À certa altura da minha prática jornalística, passei a ensaiar, reservadamente, ainda sem divulgar para ninguém, um conto aqui, uma crônica ali, um ensaio acolá. Quando me dei conta, essa produção já era considerável. Comecei a mostrar esses textos literários aos outros e esperar as opiniões. Tive a cautela de engolir o orgulho, acorrentar a vaidade e dar ouvidos aos que apontavam defeitos no que eu escrevia. E, não apenas isso, comecei a corrigir deficiências e vícios de linguagem apontados por meus benignos críticos (aos quais odiava secretamente e hoje sou sumamente grato).
Foram inúmeras as produções que, tão logo concluídas, me pareciam perfeitas, geniais e obras-primas que, submetidas à fria análise de terceiros, caiam como castelo de cartas, cheias de erros, vícios e contradições. É assim, todavia, que se forjam os escritores. Ou seja, na rudeza, no solo áspero da realidade. Provavelmente é por isso que somos tão carentes e inseguros. Essa deve ser a razão de sempre acharmos que não fizemos o melhor em nossos textos, por mais corretos, originais e criativos que sejam. Este é o motivo de algum elogio – quando sentimos ser sincero e vindo de pessoas habilitadas a criticar e elogiar – nos é mais precioso do que um vagão carregado de ouro 24 quilates ou mesmo de um trem inteiro. Não se trata de vaidade, como os leigos acham que seja. É um desafogo, um alívio à torturante insegurança que nos persegue.
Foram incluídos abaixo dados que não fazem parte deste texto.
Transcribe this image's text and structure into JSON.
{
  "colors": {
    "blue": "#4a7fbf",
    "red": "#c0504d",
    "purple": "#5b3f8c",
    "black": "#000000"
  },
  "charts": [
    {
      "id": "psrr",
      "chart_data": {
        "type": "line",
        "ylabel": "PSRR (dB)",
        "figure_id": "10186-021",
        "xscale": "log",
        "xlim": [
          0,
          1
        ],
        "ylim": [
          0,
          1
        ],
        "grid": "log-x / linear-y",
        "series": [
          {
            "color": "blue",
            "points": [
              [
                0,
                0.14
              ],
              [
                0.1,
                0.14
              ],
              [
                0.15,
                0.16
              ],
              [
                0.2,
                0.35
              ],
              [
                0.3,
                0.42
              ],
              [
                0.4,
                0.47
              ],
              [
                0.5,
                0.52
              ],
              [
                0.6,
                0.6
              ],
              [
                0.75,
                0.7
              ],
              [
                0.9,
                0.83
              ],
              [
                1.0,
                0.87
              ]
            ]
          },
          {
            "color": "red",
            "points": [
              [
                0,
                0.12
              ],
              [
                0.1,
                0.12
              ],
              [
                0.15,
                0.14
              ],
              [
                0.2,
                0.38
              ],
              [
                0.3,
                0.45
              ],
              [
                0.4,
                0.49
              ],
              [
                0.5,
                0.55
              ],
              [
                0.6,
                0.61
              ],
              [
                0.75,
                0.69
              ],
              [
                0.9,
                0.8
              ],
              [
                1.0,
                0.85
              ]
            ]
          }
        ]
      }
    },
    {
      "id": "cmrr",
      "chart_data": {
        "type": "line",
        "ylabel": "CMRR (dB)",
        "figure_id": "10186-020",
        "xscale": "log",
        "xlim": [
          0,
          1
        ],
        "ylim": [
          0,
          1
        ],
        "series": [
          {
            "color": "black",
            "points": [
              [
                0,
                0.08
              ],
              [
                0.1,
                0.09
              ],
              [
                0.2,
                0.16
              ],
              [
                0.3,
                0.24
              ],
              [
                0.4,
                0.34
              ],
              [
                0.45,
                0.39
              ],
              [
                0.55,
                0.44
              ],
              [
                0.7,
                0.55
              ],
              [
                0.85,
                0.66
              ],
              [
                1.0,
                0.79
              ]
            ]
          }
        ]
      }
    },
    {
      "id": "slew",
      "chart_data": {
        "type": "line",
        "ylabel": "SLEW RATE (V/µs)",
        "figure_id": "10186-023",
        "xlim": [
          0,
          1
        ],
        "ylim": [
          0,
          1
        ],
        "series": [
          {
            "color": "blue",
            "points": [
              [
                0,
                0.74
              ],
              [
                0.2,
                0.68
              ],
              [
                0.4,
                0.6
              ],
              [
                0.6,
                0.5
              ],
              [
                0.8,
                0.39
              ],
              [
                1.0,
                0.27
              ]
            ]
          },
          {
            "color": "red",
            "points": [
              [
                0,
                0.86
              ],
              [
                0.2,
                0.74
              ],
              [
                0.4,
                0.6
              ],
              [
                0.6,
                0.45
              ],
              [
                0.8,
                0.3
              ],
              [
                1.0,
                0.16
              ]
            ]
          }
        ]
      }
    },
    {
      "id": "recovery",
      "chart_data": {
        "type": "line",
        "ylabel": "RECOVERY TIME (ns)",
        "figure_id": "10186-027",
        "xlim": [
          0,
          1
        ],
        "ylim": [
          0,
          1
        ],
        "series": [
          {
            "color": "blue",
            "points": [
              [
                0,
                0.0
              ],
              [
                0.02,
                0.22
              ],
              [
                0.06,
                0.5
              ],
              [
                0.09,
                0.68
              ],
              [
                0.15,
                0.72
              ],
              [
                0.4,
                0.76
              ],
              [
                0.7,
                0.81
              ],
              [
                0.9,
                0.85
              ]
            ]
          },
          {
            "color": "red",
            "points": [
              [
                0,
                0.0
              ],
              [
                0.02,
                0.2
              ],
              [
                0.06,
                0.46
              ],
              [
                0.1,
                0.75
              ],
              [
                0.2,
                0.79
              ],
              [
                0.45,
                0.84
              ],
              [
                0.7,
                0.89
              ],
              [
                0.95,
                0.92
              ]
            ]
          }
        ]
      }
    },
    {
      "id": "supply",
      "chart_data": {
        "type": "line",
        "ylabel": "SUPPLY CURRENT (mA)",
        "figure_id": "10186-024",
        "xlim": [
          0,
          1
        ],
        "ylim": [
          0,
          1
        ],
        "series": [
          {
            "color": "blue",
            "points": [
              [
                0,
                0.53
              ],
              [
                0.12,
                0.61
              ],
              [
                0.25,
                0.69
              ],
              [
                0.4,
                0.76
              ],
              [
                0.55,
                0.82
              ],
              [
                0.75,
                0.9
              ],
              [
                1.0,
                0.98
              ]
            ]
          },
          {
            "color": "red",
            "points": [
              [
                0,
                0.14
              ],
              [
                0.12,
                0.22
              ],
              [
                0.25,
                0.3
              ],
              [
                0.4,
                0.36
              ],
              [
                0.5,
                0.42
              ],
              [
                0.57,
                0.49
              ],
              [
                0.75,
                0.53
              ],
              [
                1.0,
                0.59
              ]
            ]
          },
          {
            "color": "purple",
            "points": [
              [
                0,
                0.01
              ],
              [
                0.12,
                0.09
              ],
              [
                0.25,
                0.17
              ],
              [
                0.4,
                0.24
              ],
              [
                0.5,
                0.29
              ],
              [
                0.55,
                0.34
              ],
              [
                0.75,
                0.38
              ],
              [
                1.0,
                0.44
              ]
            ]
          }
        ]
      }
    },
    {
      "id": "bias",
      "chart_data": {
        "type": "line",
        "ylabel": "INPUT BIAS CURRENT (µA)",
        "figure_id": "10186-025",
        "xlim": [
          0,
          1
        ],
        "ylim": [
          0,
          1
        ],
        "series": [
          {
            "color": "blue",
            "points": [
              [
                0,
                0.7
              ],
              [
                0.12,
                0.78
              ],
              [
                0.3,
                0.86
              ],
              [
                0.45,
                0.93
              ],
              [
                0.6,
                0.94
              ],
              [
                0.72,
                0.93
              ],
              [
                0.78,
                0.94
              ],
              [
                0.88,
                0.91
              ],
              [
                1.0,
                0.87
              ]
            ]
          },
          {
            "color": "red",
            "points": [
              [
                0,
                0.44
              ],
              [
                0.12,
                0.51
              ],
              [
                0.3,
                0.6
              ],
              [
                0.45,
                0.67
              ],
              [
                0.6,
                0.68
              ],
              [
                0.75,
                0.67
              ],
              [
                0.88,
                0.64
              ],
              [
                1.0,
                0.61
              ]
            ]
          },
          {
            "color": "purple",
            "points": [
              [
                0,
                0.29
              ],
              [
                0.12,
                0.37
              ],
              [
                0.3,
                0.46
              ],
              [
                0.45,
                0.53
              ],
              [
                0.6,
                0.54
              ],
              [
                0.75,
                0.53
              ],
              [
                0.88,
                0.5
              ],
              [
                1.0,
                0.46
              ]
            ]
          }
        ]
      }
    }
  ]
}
O que nos leva a escrever tanto, sacrificando descanso, lazer e vida social, não é a esperança de lucros (ademais, salvo exceções, a literatura não é atividade que se possa, sequer remotamente, classificar de lucrativa). É a ânsia, quase obsessão (ou mais do que ela) pela aprovação. Pode até ser uma atitude neurótica (provavelmente é). Muitos não conseguem conviver com esse sentimento de perpétua insegurança, e mergulham de cabeça no álcool e nas drogas. É a burrice das burrices. Outros, como eu, produzem e produzem e produzem textos e mais textos, frenética e compulsivamente, à espera da bênção de um elogio honesto e sincero e que a intuição sugira que foi merecido.
Quase que sem querer, o terceiro dos meus sonhos de infância se concretizou. Contudo, até hoje não cheguei à conclusão se essa realização é um bem ou um mal. Jamais saberei. Pode ser que tudo o que escrevi, com tamanho esforço e tanta vontade de acertar, se perca por completo e caia no absoluto esquecimento. Pode ser. E, caso não caia e perpetue meu nome (e principalmente minha obra) na memória das gerações, essa glória de nada me valerá, além túmulo. Que estranhos seres somos nós, os escritores!